Niveau dialogues, tu es plutôt Edouard Baer ou Audiard ?
Alors, je me tournerais plus vers les dialoguistes américains. Qui restent quand même des GOAT en la matière. Déjà parce que la langue anglaise a une efficacité inhérente. En France, un Edouard Baer est dans le baroque, le romanesque, la jubilation d’une langue luxuriante… On a de la chance d’avoir une richesse de vocabulaire, une profusion de sens et une finesse que l’on peut exploiter. Mais un dialogue finement exécuté, taillé à la serpe, peut véhiculer beaucoup de choses surtout en complément d’un narratif visuel (un regard, un déplacement de caméra…). Personnellement je suis plus sensible aux dialogues staccato d’Aaron Sorkin, aux joutes de Jesse Armstrong ou à la justesse de Kirstie Swain ! Mais là, on est vraiment dans la crème de la crème. Plus près de nous, de nombreuses productions en animation me parlent beaucoup, par leur étonnante efficacité.

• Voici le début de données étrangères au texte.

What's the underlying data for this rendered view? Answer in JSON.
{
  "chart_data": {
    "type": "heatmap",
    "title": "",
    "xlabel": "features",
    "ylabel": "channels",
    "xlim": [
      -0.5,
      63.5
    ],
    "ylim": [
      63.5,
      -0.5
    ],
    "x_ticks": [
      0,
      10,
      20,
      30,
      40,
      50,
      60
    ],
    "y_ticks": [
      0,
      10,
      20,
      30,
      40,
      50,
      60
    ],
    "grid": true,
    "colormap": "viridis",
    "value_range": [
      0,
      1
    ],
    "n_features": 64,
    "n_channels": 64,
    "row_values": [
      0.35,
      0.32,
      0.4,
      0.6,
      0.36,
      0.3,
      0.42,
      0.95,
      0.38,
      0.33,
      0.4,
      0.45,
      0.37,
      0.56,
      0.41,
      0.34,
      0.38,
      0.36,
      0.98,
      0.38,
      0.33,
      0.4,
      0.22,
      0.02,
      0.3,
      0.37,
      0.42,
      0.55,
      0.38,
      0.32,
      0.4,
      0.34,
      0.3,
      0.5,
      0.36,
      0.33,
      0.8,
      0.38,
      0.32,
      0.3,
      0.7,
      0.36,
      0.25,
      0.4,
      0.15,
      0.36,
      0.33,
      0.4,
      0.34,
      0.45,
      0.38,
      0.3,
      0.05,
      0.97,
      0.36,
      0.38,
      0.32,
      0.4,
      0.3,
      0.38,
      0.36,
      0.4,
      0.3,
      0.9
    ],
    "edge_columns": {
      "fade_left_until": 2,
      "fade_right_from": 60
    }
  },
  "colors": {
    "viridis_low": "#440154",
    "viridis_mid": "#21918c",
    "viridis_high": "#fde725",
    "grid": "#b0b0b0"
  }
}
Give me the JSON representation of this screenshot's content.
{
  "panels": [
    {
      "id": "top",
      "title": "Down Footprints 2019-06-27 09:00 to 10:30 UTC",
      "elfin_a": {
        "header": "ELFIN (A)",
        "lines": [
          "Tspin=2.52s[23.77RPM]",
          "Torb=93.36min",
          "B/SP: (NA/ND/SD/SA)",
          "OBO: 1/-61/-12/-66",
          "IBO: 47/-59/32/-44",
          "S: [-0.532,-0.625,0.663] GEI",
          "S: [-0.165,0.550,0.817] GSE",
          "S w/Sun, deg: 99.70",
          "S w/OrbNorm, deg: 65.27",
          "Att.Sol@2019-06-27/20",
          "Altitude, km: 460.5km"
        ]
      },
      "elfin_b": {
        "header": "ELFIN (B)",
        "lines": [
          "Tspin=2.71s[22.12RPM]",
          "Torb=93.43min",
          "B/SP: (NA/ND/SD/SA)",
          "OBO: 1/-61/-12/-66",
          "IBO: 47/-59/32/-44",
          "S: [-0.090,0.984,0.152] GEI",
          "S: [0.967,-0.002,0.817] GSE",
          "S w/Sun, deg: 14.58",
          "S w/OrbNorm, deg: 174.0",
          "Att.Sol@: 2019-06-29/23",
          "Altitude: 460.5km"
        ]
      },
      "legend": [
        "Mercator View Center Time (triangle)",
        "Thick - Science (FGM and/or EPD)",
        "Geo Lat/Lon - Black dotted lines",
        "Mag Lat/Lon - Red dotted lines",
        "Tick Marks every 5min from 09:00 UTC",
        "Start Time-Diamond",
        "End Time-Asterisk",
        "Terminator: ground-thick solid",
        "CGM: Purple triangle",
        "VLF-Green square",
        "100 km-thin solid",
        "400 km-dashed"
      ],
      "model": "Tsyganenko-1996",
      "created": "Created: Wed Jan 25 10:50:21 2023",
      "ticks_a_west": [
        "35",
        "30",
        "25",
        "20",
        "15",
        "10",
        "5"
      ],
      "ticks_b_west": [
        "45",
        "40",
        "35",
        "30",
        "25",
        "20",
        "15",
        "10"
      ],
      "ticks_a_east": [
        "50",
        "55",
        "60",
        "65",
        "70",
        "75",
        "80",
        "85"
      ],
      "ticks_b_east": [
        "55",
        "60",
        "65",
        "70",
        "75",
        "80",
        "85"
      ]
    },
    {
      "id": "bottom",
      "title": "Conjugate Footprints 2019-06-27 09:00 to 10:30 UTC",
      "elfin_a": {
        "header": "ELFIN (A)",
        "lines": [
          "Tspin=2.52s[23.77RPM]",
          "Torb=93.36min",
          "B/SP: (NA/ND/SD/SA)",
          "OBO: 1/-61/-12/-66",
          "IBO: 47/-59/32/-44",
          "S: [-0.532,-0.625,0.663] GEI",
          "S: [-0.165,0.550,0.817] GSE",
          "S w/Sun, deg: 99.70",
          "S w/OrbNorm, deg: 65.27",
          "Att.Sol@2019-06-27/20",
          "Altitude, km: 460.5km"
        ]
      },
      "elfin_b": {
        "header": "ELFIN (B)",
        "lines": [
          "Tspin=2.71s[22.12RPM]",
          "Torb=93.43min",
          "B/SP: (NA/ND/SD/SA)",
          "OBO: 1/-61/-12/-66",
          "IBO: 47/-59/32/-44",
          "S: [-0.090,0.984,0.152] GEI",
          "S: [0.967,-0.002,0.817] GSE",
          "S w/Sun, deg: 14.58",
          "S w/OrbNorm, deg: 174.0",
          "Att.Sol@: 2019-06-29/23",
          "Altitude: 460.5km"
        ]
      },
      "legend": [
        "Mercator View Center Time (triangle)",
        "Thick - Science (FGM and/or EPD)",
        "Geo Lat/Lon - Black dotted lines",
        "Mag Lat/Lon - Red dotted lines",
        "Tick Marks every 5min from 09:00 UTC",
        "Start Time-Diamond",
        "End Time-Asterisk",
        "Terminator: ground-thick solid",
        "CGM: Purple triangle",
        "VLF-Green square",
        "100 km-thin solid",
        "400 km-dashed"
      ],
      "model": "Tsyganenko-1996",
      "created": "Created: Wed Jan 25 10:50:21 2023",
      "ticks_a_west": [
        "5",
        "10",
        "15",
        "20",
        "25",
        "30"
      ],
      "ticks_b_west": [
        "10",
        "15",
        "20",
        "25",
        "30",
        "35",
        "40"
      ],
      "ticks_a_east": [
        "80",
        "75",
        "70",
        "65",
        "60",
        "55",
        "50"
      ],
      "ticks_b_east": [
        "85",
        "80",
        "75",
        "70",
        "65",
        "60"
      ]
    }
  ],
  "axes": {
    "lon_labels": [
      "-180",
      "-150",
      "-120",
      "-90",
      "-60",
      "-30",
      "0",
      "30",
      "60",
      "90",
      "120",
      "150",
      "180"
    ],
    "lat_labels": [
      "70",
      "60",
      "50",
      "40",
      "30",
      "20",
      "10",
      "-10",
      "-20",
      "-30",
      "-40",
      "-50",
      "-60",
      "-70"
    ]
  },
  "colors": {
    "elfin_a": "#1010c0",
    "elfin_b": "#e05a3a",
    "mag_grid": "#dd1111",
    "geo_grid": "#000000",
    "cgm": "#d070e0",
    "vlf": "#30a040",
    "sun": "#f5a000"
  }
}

A celui ou celle qui aimerait écrire son histoire pour qu’elle soit produite, quel serait ton premier conseil ?
Je lui dirais : « Écris ton idée sur un coin de table. Fais-le tour du café dans lequel tu travailles. Si ça intéresse une, deux, trois personnes, si ça leur évoque des souvenirs, si tu arrives à engager une conversation avec eux… Alors tu tiens ton idée. Fonce ! »
Dernier point, Guillaume, quel est ton truc en plus ?
Ce qu’on me dit, c’est que j’ai de très bons raccourcis mentaux. Je m’efforce d’avoir un discours extrêmement imagé. Donc, à la fin de la semaine, les stagiaires ont des images mentales en tête.